The town centre is noted for the large number of independent retailers.  There are several family businesses including bakers, green grocers, a large number of butchers, and a specialist cheese shop. The lobby group, Keep Louth Special, attributes this to the absence of a major supermarket in the town.  There is a small branch of Morrisons and a similarly sized Co-Op, but the town is extremely unusual these days in not having a large supermarket either in the town or on an edge-of-town site.

That state of equilibrium is about to be challenged.  This week, East Lindsey District Council, which owns the cattle market, has announced its intention to close the existing facility and move to an out-of-town location.  They have invited sealed bids for the multi-acre site, and all of the big four food retailers have declared an interest in acquiring the property.

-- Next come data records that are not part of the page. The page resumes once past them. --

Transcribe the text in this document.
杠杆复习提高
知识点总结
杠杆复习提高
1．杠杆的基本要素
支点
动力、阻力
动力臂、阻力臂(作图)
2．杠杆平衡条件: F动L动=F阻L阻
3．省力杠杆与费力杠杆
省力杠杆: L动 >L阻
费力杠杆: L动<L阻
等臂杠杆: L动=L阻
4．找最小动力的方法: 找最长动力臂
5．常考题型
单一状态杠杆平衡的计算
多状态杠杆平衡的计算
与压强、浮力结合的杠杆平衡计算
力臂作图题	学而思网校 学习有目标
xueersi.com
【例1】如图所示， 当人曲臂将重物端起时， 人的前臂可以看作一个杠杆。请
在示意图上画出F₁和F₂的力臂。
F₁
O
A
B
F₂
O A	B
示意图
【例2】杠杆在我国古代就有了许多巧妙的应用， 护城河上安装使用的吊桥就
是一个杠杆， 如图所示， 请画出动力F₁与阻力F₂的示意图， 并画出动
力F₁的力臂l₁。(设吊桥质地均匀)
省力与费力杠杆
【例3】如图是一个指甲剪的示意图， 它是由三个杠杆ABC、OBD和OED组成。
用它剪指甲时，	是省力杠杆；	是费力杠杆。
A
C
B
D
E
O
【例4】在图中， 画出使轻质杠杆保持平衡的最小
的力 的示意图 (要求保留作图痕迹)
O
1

 Keep Louth Special, and many of the town’s existing traders are girding their loins for battle and preparing to fight any application to build a new supermarket.  They claim that a major supermarket in the town would be a disaster, forcing many local businesses to close and irreversibly altering the character of the town.

But not everyone feels the same way.  Many people would welcome a major retailer in the town.  They point out that most of the town’s residents already travel the 25km to Grimsby to do their main food shopping.  They want to see the same choice and low prices available closer to home.  The scene is set for a major planning battle.

My guess is the cattle market site will be sold and it will be bought by one of the big four supermarkets.  Money talks, and the funds raised will allow the council to keep council tax rises down.  In a couple of years there will be a supermarket on the site and most of the townsfolk will use it.  And what will be the impact on Louth’s  small retailers?

 I would like to believe that the changes will only be positive.  Perhaps the presence of a large supermarket will enhance the town as a retail destination.  Maybe there will be a win win and the local retailers will share in the increased size of the pie.  But I doubt it.

I fear that many small businesses will be tilted into deficit.  I suspect that several existing businesses will turn out to be surprisingly fragile and the arrival of a new major competitor will prove to be the difference between survival and closure.  They will be replaced by charity shops and discount stores and some will be boarded up for years.  Shoppers will actually see choice and service decline.  There will be a net loss of wealth to the town.  Research shows that a shockingly small percentage of money spent in a national supermarket stays within the local economy.  There will be a loss of vigour in the town centre.  Even the district council will notice the difference in receipts from business rates. It has already happened all over the county.



I am tempted to remember the words of Paul Weller.  “The public gets what the public wants.”  But I doubt if many people would actually choose the future that I have foretold.   The trouble s that most people will take a short term view.  They will look forward to lower prices, two-for-one offers and extra club card points. Probably it’s more accurate to say simply that as a society we get the towns we deserve!